How to Sustain Work from Home? Employers’ and Employees’ Perspectives

PI: Anne Vernez Moudon (UW),

Co-PI: Jeff Ban (UW), Qing Shen (UW)

AMOUNT & MATCH: $10,000 from PacTrans; $10,000 Match

PERFORMANCE PERIOD: 6/1/2020 – 5/31/2021

STATUS: Completed

CATEGORIES: Commute Trips, COVID-19





DESCRIPTION: The rapid spread of COVID-19 in the US and around the world has prompted government agencies to take dramatic measures, including closures of schools and non- essential businesses, online learning, telecommuting or work from home (WFH), and orders to “stay at home.” Such unusual measures have profound effects on the everyday life and the overall transportation system. As reported by Inrix1, since March 04 when WFH was adopted by many public and private-sector employers in the Seattle area, travel times during rush hours have been reduced by 30%-50%. The benefit of WFH is obvious during this vital time of combating the virus: not only did the congestion (and related energy consumption and emissions) decrease significantly region wide, but also the precious capacity of the transportation system (roadways, tunnels, bridges, etc.) can be better utilized by “critical infrastructure workers (CIW)” (doctors/nurses, first responders, utility workers, food/grocery workers, etc.)2 who do need to go to work every day to run the lifeline of our society.

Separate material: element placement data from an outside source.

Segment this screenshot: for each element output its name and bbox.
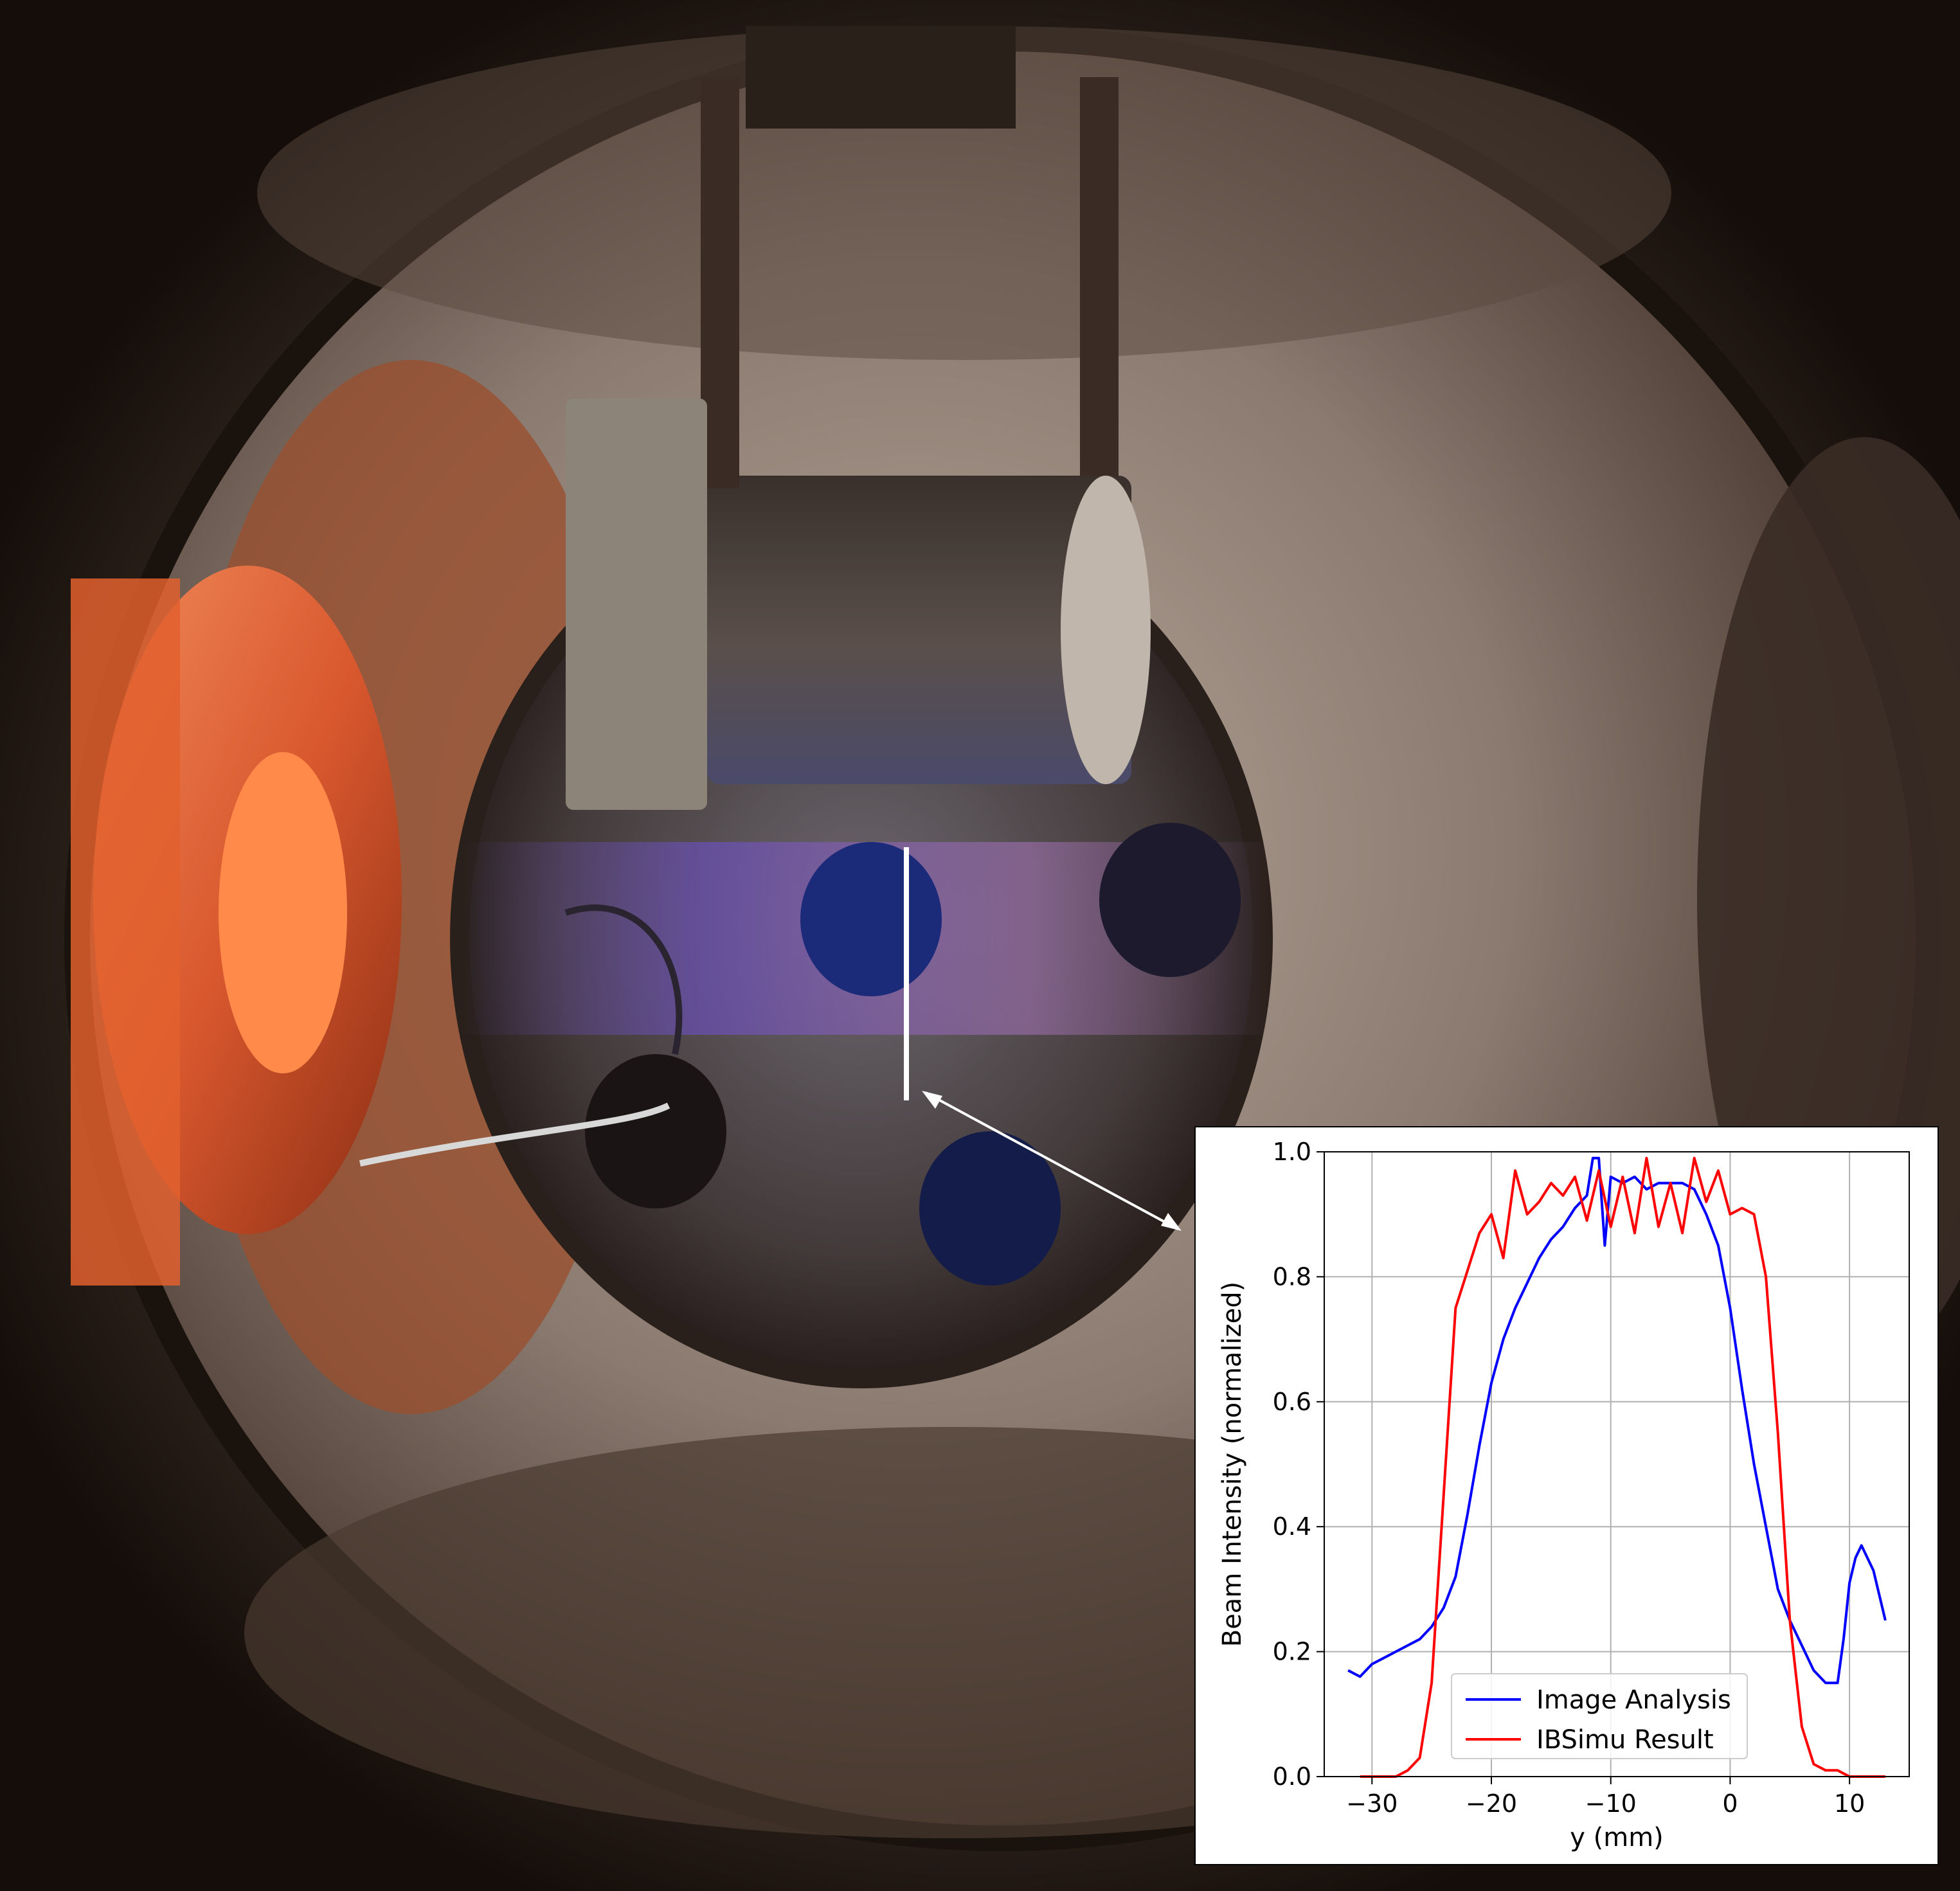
side-aperture — [1099, 823, 1241, 977]
solenoid-bore — [219, 752, 347, 1073]
y-tick-label: 0.0 — [1273, 1762, 1311, 1791]
faraday-cup-face — [1061, 476, 1151, 784]
beam-profile-chart: −30 −20 −10 0 10 0.0 0.2 0.4 0.6 0.8 1.0 y (mm) B… — [1218, 1138, 1910, 1852]
y-tick-label: 0.8 — [1273, 1262, 1311, 1291]
profile-chart-inset: −30 −20 −10 0 10 0.0 0.2 0.4 0.6 0.8 1.0 y (mm) B… — [1194, 1126, 1939, 1865]
pointer-arrowhead — [1161, 1213, 1182, 1231]
bracket — [566, 399, 707, 810]
series-line-image-analysis — [1347, 1156, 1887, 1685]
legend-label-ibsimu-result: IBSimu Result — [1536, 1725, 1714, 1755]
x-tick-label: 0 — [1722, 1789, 1738, 1818]
cable — [564, 904, 683, 1055]
y-tick-label: 0.2 — [1273, 1638, 1311, 1666]
y-tick-label: 0.6 — [1273, 1388, 1311, 1416]
pointer-arrowhead — [922, 1091, 942, 1109]
feedthrough — [746, 26, 1016, 129]
support-rod-right — [1080, 77, 1119, 476]
y-tick-label: 1.0 — [1273, 1138, 1311, 1166]
series-line-ibsimu-result — [1360, 1156, 1885, 1778]
x-tick-labels: −30 −20 −10 0 10 — [1346, 1777, 1865, 1818]
x-tick-label: −20 — [1466, 1789, 1517, 1818]
solenoid-coil — [71, 578, 180, 1286]
faraday-cup — [707, 476, 1131, 784]
legend-box — [1451, 1673, 1748, 1759]
x-axis-label: y (mm) — [1570, 1823, 1664, 1852]
beam-aperture — [800, 842, 942, 996]
x-tick-label: 10 — [1834, 1789, 1865, 1818]
lower-right-aperture — [919, 1131, 1061, 1286]
top-port — [257, 26, 1671, 360]
lower-left-aperture — [585, 1054, 726, 1208]
cable — [359, 1102, 670, 1167]
series-lines — [1347, 1156, 1887, 1778]
plot-frame — [1324, 1151, 1910, 1777]
pointer-arrow — [925, 1091, 1178, 1230]
y-tick-labels: 0.0 0.2 0.4 0.6 0.8 1.0 — [1273, 1138, 1324, 1791]
legend: Image Analysis IBSimu Result — [1451, 1673, 1748, 1759]
y-axis-label: Beam Intensity (normalized) — [1218, 1282, 1247, 1647]
y-tick-label: 0.4 — [1273, 1512, 1311, 1541]
x-tick-label: −10 — [1585, 1789, 1637, 1818]
x-tick-label: −30 — [1346, 1789, 1398, 1818]
legend-label-image-analysis: Image Analysis — [1536, 1685, 1731, 1715]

The current massive implementation of WFH also provides a rare, valuable opportunity to learn how to better implement WFH and related travel demand management (TDM)/commute trip reduction (CTR) strategies in normal situations. It is expected that once the COVID-19 pandemic is over, governments will discontinue the WFH-type of orders. Then the fundamental question is: how can we sustain, even partially, the level and scale of WFH in normal situations? Continuing WFH in normal conditions is an important TDM/CTR strategy: in addition to the congestion/energy/emission benefits, WFH also help alleviate transportation equity issues since most CIW are not high-paid workers, most of whom also cannot work from home or do not have much flexibility in their work schedule. Reduced or more reliable commute times will certainly help them better manage their daily schedule, have more rest, or simply have more time to spend with their families.

A crucial step to answer the above question is to understand how businesses (employers) and their employees view WFH: what aspects of WFH they like or do not like, what challenges they have to overcome to practice WFH for a relatively long period of time (weeks or even a few months), and how likely they will continue WFH after COVID-19 is over. In this project, we want to conduct surveys on selected employees and employers (managers) of various businesses to learn about their implementation of WFH, the pros/cons of WFH they have experienced, and what they consider as essential in order to sustain WFH in normal conditions. Because such survey data is perishable, we have already developed and deployed a survey addressed at a population of employed persons—it is called COVID-19 mobility survey. We propose to analyze the survey results as part of the PacTrans grant. To compare with the results of the employee survey, we will also design and develop a survey of employers, asking them about the type of business they run; their title/role in management; WFH policies they oversee; things they like; challenges they have to overcome; likelihood to continue WFH in normal conditions: why and why not, and if not, how governments may help them to continue WFH.